Flooding worsens in East Africa

03 May 2024

Devastating flooding in East Africa is claiming an increasing number of casualties, destroying infrastructure and crops and killing livestock and wildlife. An incoming tropical cyclone is set to worsen the situation by bringing yet more heavy rainfall to the worst affected countries, including the United Republic of Tanzania and Kenya. 

Kenyan President William Ruto addressed the nation, outlining a series of measures to deal with the emergency, including evacuations and urgent health provisions. Water dams are overflowing, roads and bridges have been destroyed, and schools are closed. As of 3 May, 210 people have been killed and many more injured, he said.

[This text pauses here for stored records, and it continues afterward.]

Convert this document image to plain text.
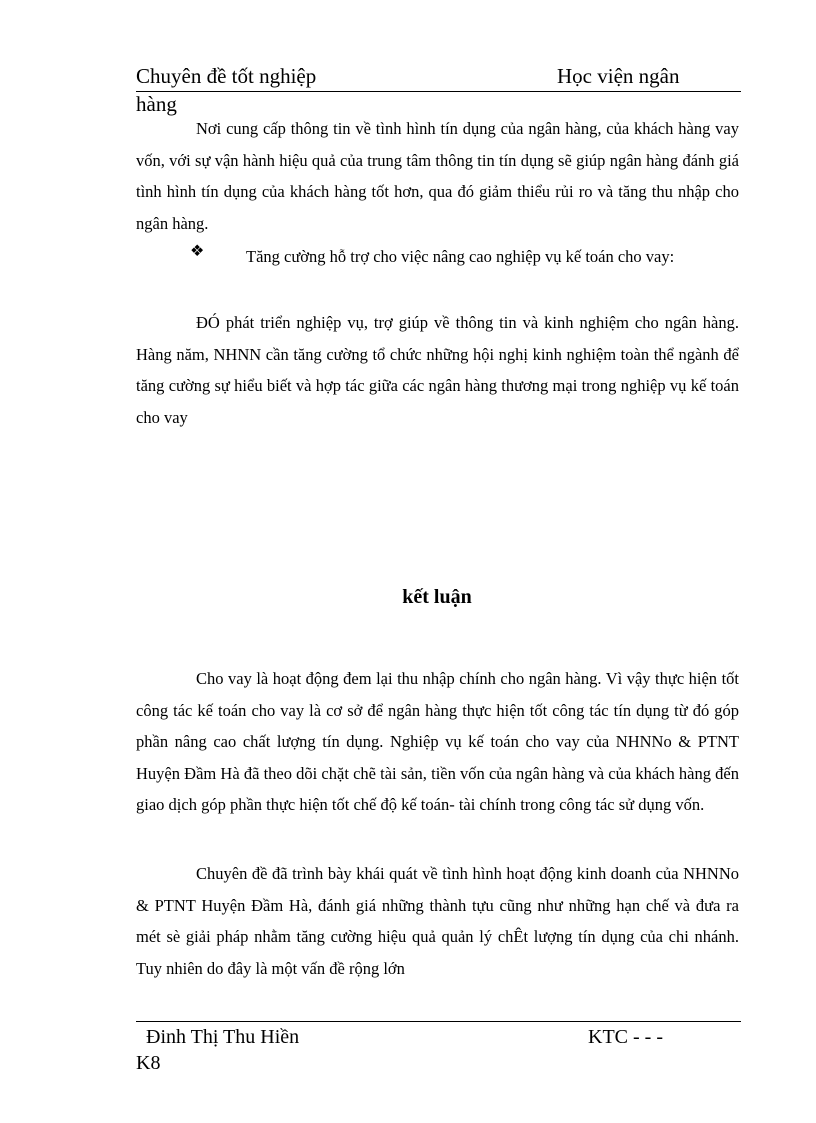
Chuyên đề tốt nghiệp	Học viện ngân
hàng
Nơi cung cấp thông tin về tình hình tín dụng của ngân hàng, của khách hàng vay vốn, với sự vận hành hiệu quả của trung tâm thông tin tín dụng sẽ giúp ngân hàng đánh giá tình hình tín dụng của khách hàng tốt hơn, qua đó giảm thiểu rủi ro và tăng thu nhập cho ngân hàng.
❖	Tăng cường hỗ trợ cho việc nâng cao nghiệp vụ kế toán cho vay:
ĐÓ phát triển nghiệp vụ, trợ giúp về thông tin và kinh nghiệm cho ngân hàng. Hàng năm, NHNN cần tăng cường tổ chức những hội nghị kinh nghiệm toàn thể ngành để tăng cường sự hiểu biết và hợp tác giữa các ngân hàng thương mại trong nghiệp vụ kế toán cho vay
kết luận
Cho vay là hoạt động đem lại thu nhập chính cho ngân hàng. Vì vậy thực hiện tốt công tác kế toán cho vay là cơ sở để ngân hàng thực hiện tốt công tác tín dụng từ đó góp phần nâng cao chất lượng tín dụng. Nghiệp vụ kế toán cho vay của NHNNo & PTNT Huyện Đầm Hà đã theo dõi chặt chẽ tài sản, tiền vốn của ngân hàng và của khách hàng đến giao dịch góp phần thực hiện tốt chế độ kế toán- tài chính trong công tác sử dụng vốn.
Chuyên đề đã trình bày khái quát về tình hình hoạt động kinh doanh của NHNNo & PTNT Huyện Đầm Hà, đánh giá những thành tựu cũng như những hạn chế và đưa ra mét sè giải pháp nhằm tăng cường hiệu quả quản lý chÊt lượng tín dụng của chi nhánh. Tuy nhiên do đây là một vấn đề rộng lớn
Đinh Thị Thu Hiền	KTC - - -
K8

“No corner of our country has been spared from this havoc,” said President Ruto. “Sadly, we have not seen the last of this perilous period as this situation is expected to escalate. Meteorological reports paint a dire picture. The rains will persist, increasing both in duration and intensity for the rest of this month and possibly after,” he said.

The ongoing disaster underlines yet again the vulnerability of society to weather, water and climate-related hazards and the need for Early Warnings For All.

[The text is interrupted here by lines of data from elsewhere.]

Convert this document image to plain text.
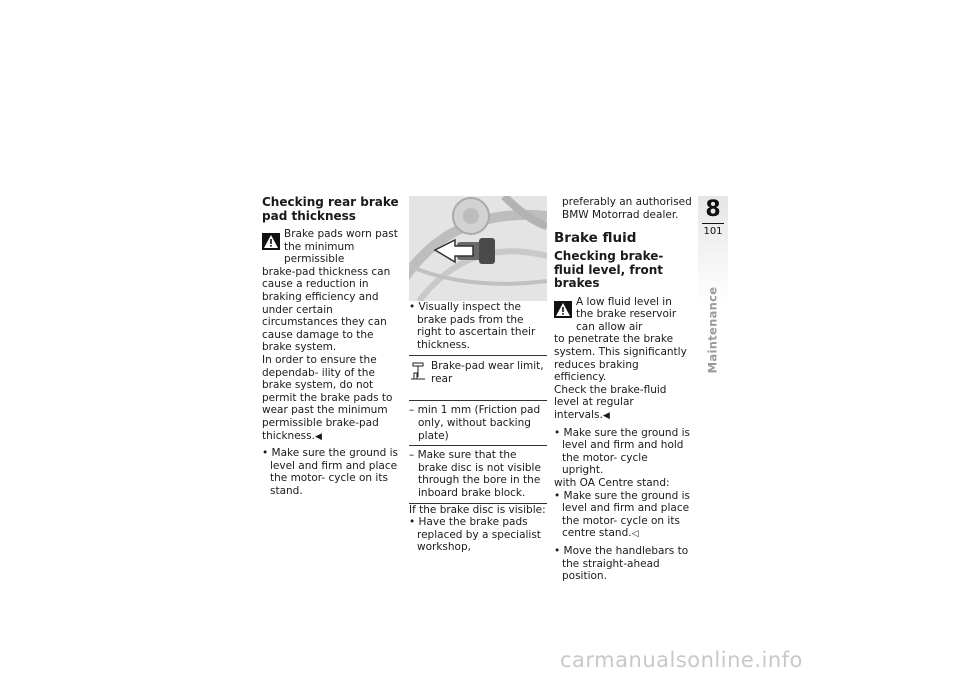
Checking rear brake pad thickness

Brake pads worn past the minimum permissible

brake-pad thickness can cause a reduction in braking efficiency and under certain circumstances they can cause damage to the brake system.

In order to ensure the dependab- ility of the brake system, do not permit the brake pads to wear past the minimum permissible brake-pad thickness.◀

• Make sure the ground is level and firm and place the motor- cycle on its stand.

• Visually inspect the brake pads from the right to ascertain their thickness.

Brake-pad wear limit, rear

– min 1 mm (Friction pad only, without backing plate)

– Make sure that the brake disc is not visible through the bore in the inboard brake block.

If the brake disc is visible:

• Have the brake pads replaced by a specialist workshop,

preferably an authorised BMW Motorrad dealer.

Brake fluid
Checking brake-fluid level, front brakes

A low fluid level in the brake reservoir can allow air

to penetrate the brake system. This significantly reduces braking efficiency.

Check the brake-fluid level at regular intervals.◀

• Make sure the ground is level and firm and hold the motor- cycle upright.

with OA Centre stand:

• Make sure the ground is level and firm and place the motor- cycle on its centre stand.◁

• Move the handlebars to the straight-ahead position.

8
101
Maintenance
carmanualsonline.info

The waning El Niño event, alongside a phenomenon known as the Indian Ocean Dipole, and high sea surface temperatures are playing a role. But the excess energy trapped in the atmosphere and ocean by human-induced greenhouse gases is also having a major influence by turbo-charging the extreme weather.

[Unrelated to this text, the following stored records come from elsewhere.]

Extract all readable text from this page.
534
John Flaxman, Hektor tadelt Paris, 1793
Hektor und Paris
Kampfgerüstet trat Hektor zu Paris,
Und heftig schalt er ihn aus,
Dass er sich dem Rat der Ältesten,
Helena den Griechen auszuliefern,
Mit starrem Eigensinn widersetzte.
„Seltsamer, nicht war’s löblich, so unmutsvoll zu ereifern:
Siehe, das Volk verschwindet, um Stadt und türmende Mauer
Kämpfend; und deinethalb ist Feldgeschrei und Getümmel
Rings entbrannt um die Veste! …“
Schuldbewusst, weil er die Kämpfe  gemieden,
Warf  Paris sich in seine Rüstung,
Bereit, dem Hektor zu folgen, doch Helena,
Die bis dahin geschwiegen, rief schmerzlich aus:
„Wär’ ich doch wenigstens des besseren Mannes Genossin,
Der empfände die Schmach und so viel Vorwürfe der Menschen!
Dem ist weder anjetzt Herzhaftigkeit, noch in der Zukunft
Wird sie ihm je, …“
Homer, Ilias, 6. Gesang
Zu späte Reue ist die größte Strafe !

“The current unprecedented crisis of floods that our country is experiencing …. is a direct consequence of our failure to protect our environment, resulting in painful effects of climate change. Our country will remain in this cyclical crisis for a long time unless and until we confront the existential threat of climate change,” said President Ruto.

The Kenya Meteorological Department issued numerous Red Alerts.

Map showing the forecasted path of a tropical storm in the indian ocean, with projected tracks, wind speeds, and a warning message about uncertainty in the forecast.
WMO’s Regional Specialized Meteorological Centre La Reunion issued advisories about Tropical Cyclone Hidaya

WMO’s Regional Specialized Meteorological Centre La Reunion and the Tanzania Meteorological Agency issued respectively advisories and warnings about Tropical Cyclone Hidaya. which is the first documented system to have reached tropical cyclone status in that low latitude region, making it historically significant for the northwestern corner of the South-West Indian Ocean basin.

Hidaya is forecast to bring dangerous waves and heavy rainfall to already sodden soils in Tanzania and also impact northern Mozambique. It is expected to skirt the coastline of those countries for the next couple of days while gradually weakening.
Other countries in the region have also been badly hit, including Uganda, Burundi and parts of Ethiopia and Somalia. This has worsened the already fragile humanitarian situation and displacement crisis in the Horn of Africa.